Many today define Christmas by the giving of gifts. Children (and adults!) make lists. Santa and his gift-filled sleigh occupy our imaginations. Families hustle to find just the right gift for everyone.
This great desire to give gifts can leave many people feeling anxious during the Christmas season. Studies show that financial strain, time pressure, family expectations, loneliness, and isolation make Christmas, for some, one of the most stressful and depressing times of the year.
But we can avoid this.
When we gather at Mass on Christmas, we celebrate the most incredible, hope-filled, life-affirming gift ever given to the world in the person of Jesus Christ. Christmas really has little to do with toys or trinkets, but focuses instead on the profound mystery that God “gave” or “gifted” His most precious Son, Jesus Christ, to the world for the salvation of sinners. Remember that the gifts we give are simply a reflection of this greatest of all gifts. St. Paul writes that God’s grace has overflowed to us in the gift of Jesus as He would bring the hope and promise of forgiveness of sins and deliverance from death for all people. (Rom 5) Jesus came to be the gift for everyone, even for those who were going to reject Him and eventually kill Him.
The rejection of Jesus revealed the misunderstanding and disappointment of the people with God’s chosen gift for redemption. Jesus was a sign of division as He said He would be, despite His profound teachings on the Kingdom or His powerful miracles that demonstrated His power over sin and death and Satan. In their rejection of God’s gift in Jesus, they were like many of us as children who might have been disappointed or unimpressed with the gifts we found under the tree on Christmas morning. Still, Jesus Christ came for all of us to give us salvation. Just as Jesus Christ humbled Himself through the gift of the Incarnation so that He could give His life for the world, we are called to humble ourselves so that we can be gifts, instruments of God’s grace in the lives of others.
Jesus provides a model and image for us to live as gifts for others. Even as we move into this Christmas season marked by challenging economic times, this should not prevent us from being a gift to the people that God has placed in our lives. Consider how He continues to give Himself to us personally and sacramentally in the life of the Church. We are each called to follow His example.
This Christmas, I am encouraged to consider how Catholic families are a gift to the world. St. John Paul II, in his 1981 apostolic exhortation, Familiaris Consortio, urged, “Families, become what you are … spouses are therefore the permanent reminder to the Church of what happened on the Cross; they are for another and for the children witnesses to the salvation in which the sacrament makes them sharers.”

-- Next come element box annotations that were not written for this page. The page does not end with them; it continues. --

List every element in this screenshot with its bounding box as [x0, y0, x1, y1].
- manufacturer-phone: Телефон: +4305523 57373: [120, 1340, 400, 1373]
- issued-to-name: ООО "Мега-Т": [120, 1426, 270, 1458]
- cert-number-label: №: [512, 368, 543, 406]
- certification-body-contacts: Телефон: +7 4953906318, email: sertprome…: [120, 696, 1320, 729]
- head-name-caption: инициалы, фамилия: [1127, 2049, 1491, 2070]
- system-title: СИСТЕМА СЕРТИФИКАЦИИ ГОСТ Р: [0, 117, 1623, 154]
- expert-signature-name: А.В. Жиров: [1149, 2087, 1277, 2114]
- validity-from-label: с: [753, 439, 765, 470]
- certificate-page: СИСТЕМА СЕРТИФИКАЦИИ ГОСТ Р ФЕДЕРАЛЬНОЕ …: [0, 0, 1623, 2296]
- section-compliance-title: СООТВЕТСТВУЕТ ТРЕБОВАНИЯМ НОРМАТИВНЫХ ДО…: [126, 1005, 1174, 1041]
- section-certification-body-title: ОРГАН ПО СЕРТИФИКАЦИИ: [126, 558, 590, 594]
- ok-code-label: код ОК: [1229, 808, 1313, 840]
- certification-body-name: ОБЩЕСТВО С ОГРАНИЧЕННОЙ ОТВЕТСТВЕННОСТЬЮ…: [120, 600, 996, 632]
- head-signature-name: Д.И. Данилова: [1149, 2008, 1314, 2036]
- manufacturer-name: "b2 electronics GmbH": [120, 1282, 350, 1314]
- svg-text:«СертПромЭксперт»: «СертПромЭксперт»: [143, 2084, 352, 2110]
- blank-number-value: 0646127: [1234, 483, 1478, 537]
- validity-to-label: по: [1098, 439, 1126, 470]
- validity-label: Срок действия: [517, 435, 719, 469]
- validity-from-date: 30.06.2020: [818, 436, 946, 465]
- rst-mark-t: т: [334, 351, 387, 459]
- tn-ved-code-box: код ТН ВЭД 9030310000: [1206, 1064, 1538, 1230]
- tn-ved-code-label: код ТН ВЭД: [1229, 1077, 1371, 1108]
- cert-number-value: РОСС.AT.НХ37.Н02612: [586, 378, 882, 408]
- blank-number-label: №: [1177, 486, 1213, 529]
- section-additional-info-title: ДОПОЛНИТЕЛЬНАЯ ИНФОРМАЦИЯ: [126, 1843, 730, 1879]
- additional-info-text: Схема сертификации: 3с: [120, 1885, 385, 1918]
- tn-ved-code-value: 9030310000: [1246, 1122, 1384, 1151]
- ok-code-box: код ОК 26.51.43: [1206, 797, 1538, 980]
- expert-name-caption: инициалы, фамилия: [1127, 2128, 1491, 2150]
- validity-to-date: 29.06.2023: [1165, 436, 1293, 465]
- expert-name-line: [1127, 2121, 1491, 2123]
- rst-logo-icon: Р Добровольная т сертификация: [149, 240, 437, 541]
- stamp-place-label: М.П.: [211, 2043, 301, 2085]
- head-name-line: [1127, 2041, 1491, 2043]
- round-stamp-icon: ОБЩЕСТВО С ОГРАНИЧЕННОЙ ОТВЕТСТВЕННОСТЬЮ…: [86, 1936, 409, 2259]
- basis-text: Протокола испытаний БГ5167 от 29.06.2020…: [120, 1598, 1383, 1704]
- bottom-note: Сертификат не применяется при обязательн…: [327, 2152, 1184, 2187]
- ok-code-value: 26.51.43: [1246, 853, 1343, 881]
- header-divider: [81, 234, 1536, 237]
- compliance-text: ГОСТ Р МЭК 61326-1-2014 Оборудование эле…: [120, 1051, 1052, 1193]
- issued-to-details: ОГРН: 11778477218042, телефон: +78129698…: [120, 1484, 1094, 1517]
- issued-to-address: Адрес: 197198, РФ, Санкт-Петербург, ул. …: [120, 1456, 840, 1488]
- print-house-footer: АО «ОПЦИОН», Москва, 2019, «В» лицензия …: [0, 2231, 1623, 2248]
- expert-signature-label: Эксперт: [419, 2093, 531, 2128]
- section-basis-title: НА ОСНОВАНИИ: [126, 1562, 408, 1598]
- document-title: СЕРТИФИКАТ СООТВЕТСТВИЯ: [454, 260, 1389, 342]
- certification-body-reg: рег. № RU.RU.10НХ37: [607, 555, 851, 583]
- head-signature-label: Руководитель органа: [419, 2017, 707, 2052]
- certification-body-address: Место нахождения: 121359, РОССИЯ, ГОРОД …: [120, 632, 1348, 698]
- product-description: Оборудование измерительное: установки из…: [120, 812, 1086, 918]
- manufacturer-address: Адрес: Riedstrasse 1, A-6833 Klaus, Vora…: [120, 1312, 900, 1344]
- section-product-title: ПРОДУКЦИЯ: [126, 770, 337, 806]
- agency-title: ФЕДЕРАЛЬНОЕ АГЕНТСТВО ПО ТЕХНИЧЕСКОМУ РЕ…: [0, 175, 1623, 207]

Before they are parents, they are spouses and are called by God to be a gift to each other. This is the goal of marriage. The more that spouses set for themselves the goal to be a gift for their spouse, to give themselves away for their spouse, then the happier they will be. If this giving is not dependent on the reaction of their spouse, just as Christ giving Himself was not dependent on public reception, then it will become truly sacrificial, following the model of Christ. The marital relationship will not be a competition marked by scorekeeping or a list of successes and failures, but rather be characterized by humility and selfless service. When spouses develop attitudes of being a gift for the other, regardless of response, then the entire family and the world will benefit.
The marriage, of course, is the primordial gift for their children. The marital relationship and maintenance of it should even take primacy over care of children. This does not mean that the children are ignored or overlooked, but emphasizes the truth that when spouses remain healthy in their relationship, then the children will be better cared for because the spouses will remain deeply united and will become a better gift for the children, making the entire family a gift to the world.
There are many practical ways for families to live together as the domestic church to foster holiness and become gifts to the world. The Catholic faith is rich with devotional practices, and it is important for children to grow up with such devotions. I would recommend that parents take the time to read Living Beyond Sunday: Making Your Home a Holy Place by Adam and Haylee Minihan and David and Pamela Niles. These young couples from our diocese offer guidance and insight on fostering the domestic church in the home.
I would encourage each family to develop a vibrant prayer life, especially the rosary. Commit to faithful attendance at Mass and receive the gift of Jesus Christ in the Eucharist together as a family. Go to Confession regularly. Be committed to passing on the Catholic faith to your children. Schedule a family reading night. Finally, do not take yourselves too seriously. We are, after all, human, and we will make mistakes. We can laugh at ourselves and move ahead with full confidence in God’s never-ending love for us in Jesus Christ. Merry Christmas and may the grace of our Lord Jesus Christ richly bless you and your families during this wondrous season.